À 88 ans, l’homme est doté d’une vitalité à fendre la pierre.  De part et d’autre de son corps mince, presque juvénile, deux bras noueux comme les branches d’un chêne.  Sa poignée de main transmet sa force physique, autant que la détermination de son caractère.

Armand Vaillancourt est la quintessence même de «l’artiste engagé».  Quoique, tout bien considéré, même ce vocable apparaît aujourd’hui réducteur.

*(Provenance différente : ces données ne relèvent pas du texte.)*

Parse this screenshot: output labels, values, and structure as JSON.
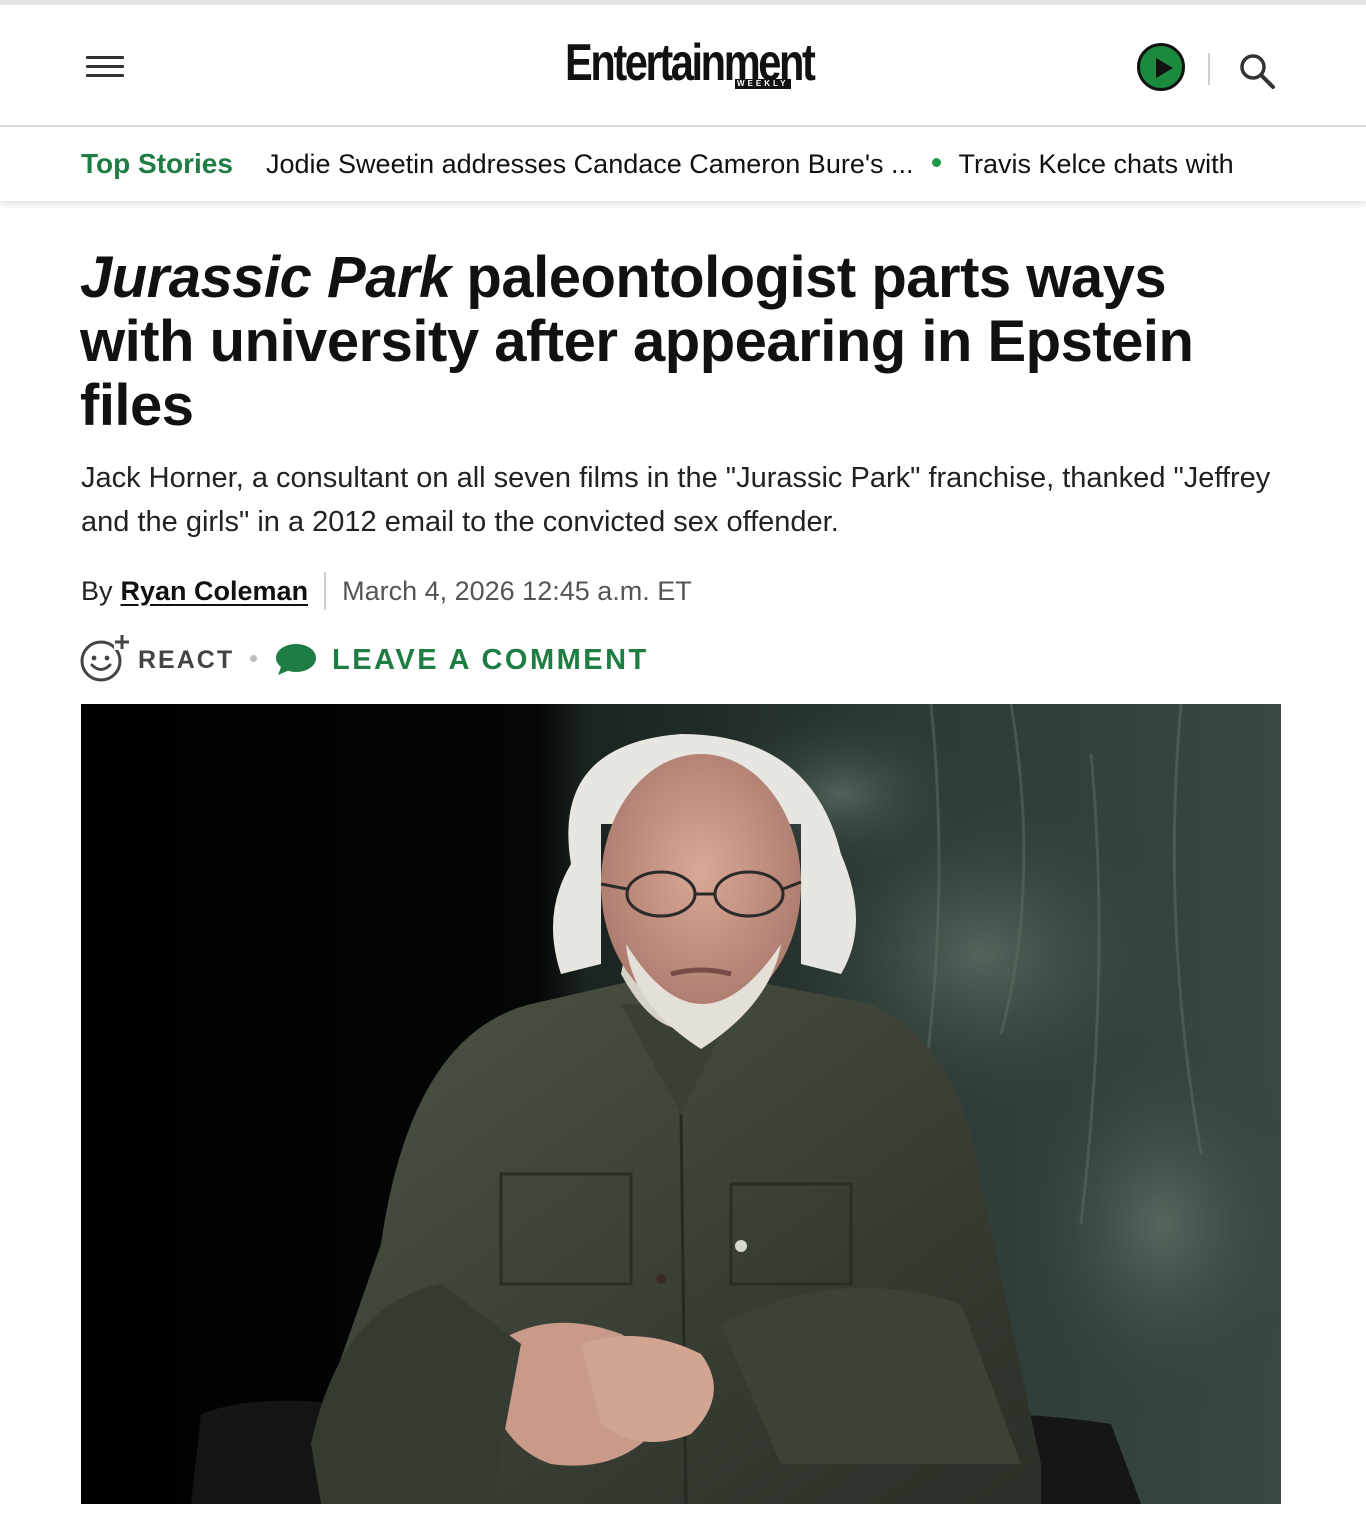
{
  "header": {
    "logo_text": "Entertainment",
    "logo_subtext": "WEEKLY",
    "menu_icon": "hamburger-menu-icon",
    "play_icon": "play-icon",
    "search_icon": "search-icon"
  },
  "top_stories": {
    "label": "Top Stories",
    "items": [
      "Jodie Sweetin addresses Candace Cameron Bure's ...",
      "Travis Kelce chats with"
    ]
  },
  "article": {
    "headline_italic": "Jurassic Park",
    "headline_rest": " paleontologist parts ways with university after appearing in Epstein files",
    "dek": "Jack Horner, a consultant on all seven films in the \"Jurassic Park\" franchise, thanked \"Jeffrey and the girls\" in a 2012 email to the convicted sex offender.",
    "byline_prefix": "By",
    "author": "Ryan Coleman",
    "date": "March 4, 2026 12:45 a.m. ET"
  },
  "social": {
    "react_label": "REACT",
    "comment_label": "LEAVE A COMMENT"
  },
  "colors": {
    "brand_green": "#1e7d43",
    "play_green": "#1b8a3f",
    "text": "#111111"
  }
}
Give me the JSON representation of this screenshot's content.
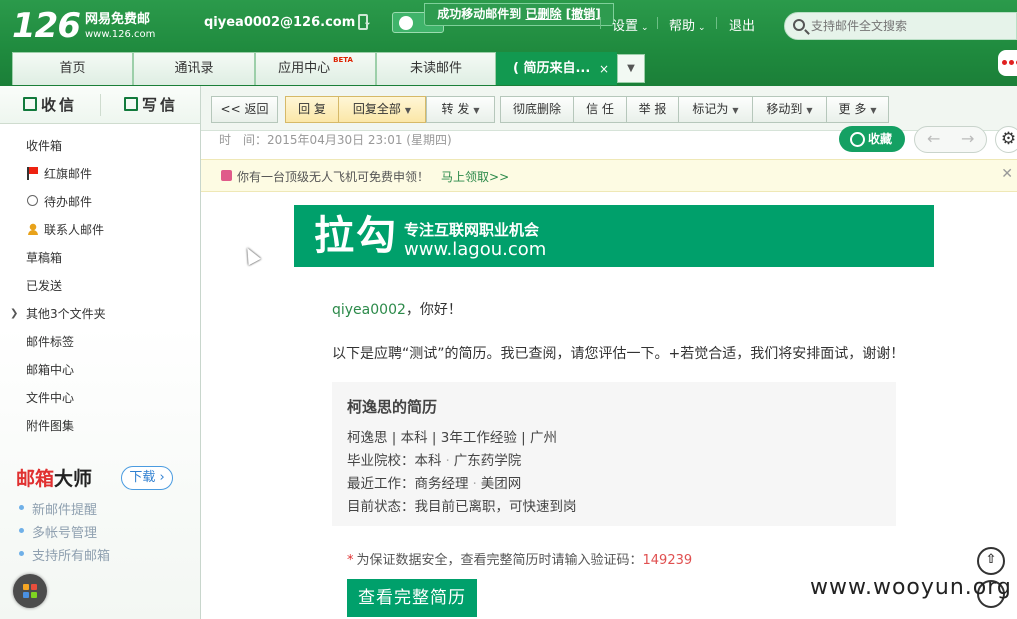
{
  "header": {
    "logo_num": "126",
    "logo_cn": "网易免费邮",
    "logo_url": "www.126.com",
    "account": "qiyea0002@126.com",
    "app_label": "应用",
    "toast_text": "成功移动邮件到",
    "toast_folder": "已删除",
    "toast_undo": "[撤销]",
    "nav": {
      "settings": "设置",
      "help": "帮助",
      "logout": "退出"
    },
    "search_placeholder": "支持邮件全文搜索"
  },
  "tabs": [
    {
      "label": "首页"
    },
    {
      "label": "通讯录"
    },
    {
      "label": "应用中心",
      "badge": "BETA"
    },
    {
      "label": "未读邮件"
    },
    {
      "label": "( 简历来自...",
      "close": "×"
    }
  ],
  "sidebar": {
    "receive": "收信",
    "compose": "写信",
    "folders": [
      "收件箱",
      "红旗邮件",
      "待办邮件",
      "联系人邮件",
      "草稿箱",
      "已发送",
      "其他3个文件夹",
      "邮件标签",
      "邮箱中心",
      "文件中心",
      "附件图集"
    ],
    "master": {
      "title_red": "邮箱",
      "title_dark": "大师",
      "download": "下载",
      "items": [
        "新邮件提醒",
        "多帐号管理",
        "支持所有邮箱"
      ]
    }
  },
  "toolbar": {
    "back": "<< 返回",
    "reply": "回 复",
    "reply_all": "回复全部",
    "forward": "转 发",
    "delete": "彻底删除",
    "trust": "信 任",
    "report": "举 报",
    "mark": "标记为",
    "move": "移动到",
    "more": "更 多"
  },
  "mail": {
    "time_label": "时　间：",
    "time_value": "2015年04月30日 23:01 (星期四)",
    "favorite": "收藏",
    "ad_text": "你有一台顶级无人飞机可免费申领！",
    "ad_link": "马上领取>>",
    "banner_big": "拉勾",
    "banner_slogan": "专注互联网职业机会",
    "banner_url": "www.lagou.com",
    "greet_name": "qiyea0002",
    "greet_rest": "，你好！",
    "intro": "以下是应聘“测试”的简历。我已查阅，请您评估一下。+若觉合适，我们将安排面试，谢谢！",
    "card": {
      "title": "柯逸思的简历",
      "line1": "柯逸思 | 本科 | 3年工作经验 | 广州",
      "school_label": "毕业院校：本科",
      "school": "广东药学院",
      "work_label": "最近工作：商务经理",
      "work": "美团网",
      "status": "目前状态：我目前已离职，可快速到岗"
    },
    "verify_text": "为保证数据安全，查看完整简历时请输入验证码：",
    "verify_code": "149239",
    "view_full": "查看完整简历"
  },
  "watermark": "www.wooyun.org",
  "colors": {
    "brand_green": "#1f8a3e",
    "lagou_green": "#00a06b",
    "alert_red": "#e03030"
  }
}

Quand on considère son parcours, on constate aisément  qu’il est beaucoup plus que cela.  Son art, ses sculptures souvent sur-dimensionnées, ne sont qu’une manière parmi d’autre d’exprimer son inextinguible soif de liberté et sa lutte continue contre l’oppression des puissants de ce monde.

Cet homme qui a combattu toute sa vie pour sa liberté et celle des autres, aura été de toutes les batailles où les chances apparaissaient inégales : chez les noirs du sud, en République dominicaine sous la poigne de Trujillo ou plus récemment, dans les rues de Montréal, lors du printemps érable.

Toute sa vie, confiera t-il, aura été consacrée à la libération de ce Québec qu’il aime tant.  À celui qui voulait l’attirer à Paris pour poursuivre son œuvre, il répondra : «Paris n’a pas besoin de moi.  Ma place est ici au Québec».  Pour lui, l’indépendance du Québec est une nécessité : «Je ne suis pas indépendantiste parce que je veux l’être, je suis indépendantiste parce que je dois l’être.  L’indépendance, c’est un devoir, une responsabilité.»

Dans le cœur de Vaillancourt brûle le feu d’une forge, intense et rageur.  Car l’homme ne s’est jamais départi de cette colère qui l’a amené, si souvent, à prendre tous les risques et à ne refuser aucun combat.  Ses seuls bons mots, empreints de tendresse ou d’admiration, il les réserve pour ses enfants ou pour les femmes, notamment Simone Monet-Chartrand et Madeleine Parent, «des amies, des femmes extraordinaires», dira t-il.  Car, on devine que les hommes l’ont souvent déçu, qu’ils n’auront pas été à la hauteur du dessein que lui-même entrevoyait, pour son pays et pour l’humanité.

Avec son art qu’il a imposé, souvent dans la rue et à l’encontre des pouvoirs publics, il aura été, à sa façon et avec son vocabulaire truculent, un éveilleur de conscience : contre l’hypocrisie des élites et les «salauds» de toutes les espèces.

Questionné sur le choix de la sculpture comme médium, il répondra : «Je suis un homme de matière, j’aime la matière.»  On ne saura jamais probablement, lequel des deux à façonner l’autre, à coup de marteau ou de pic : l’homme ou la matière, qu’elle soit acier, pierre ou béton ?  Mais ce que l’on sait, c’est que l’un et l’autre ont la même dureté dans l’être, le même tranchant dans l’opinion, toujours sans appel, et la même insistance à résister, envers et contre tous, aux intempéries du monde.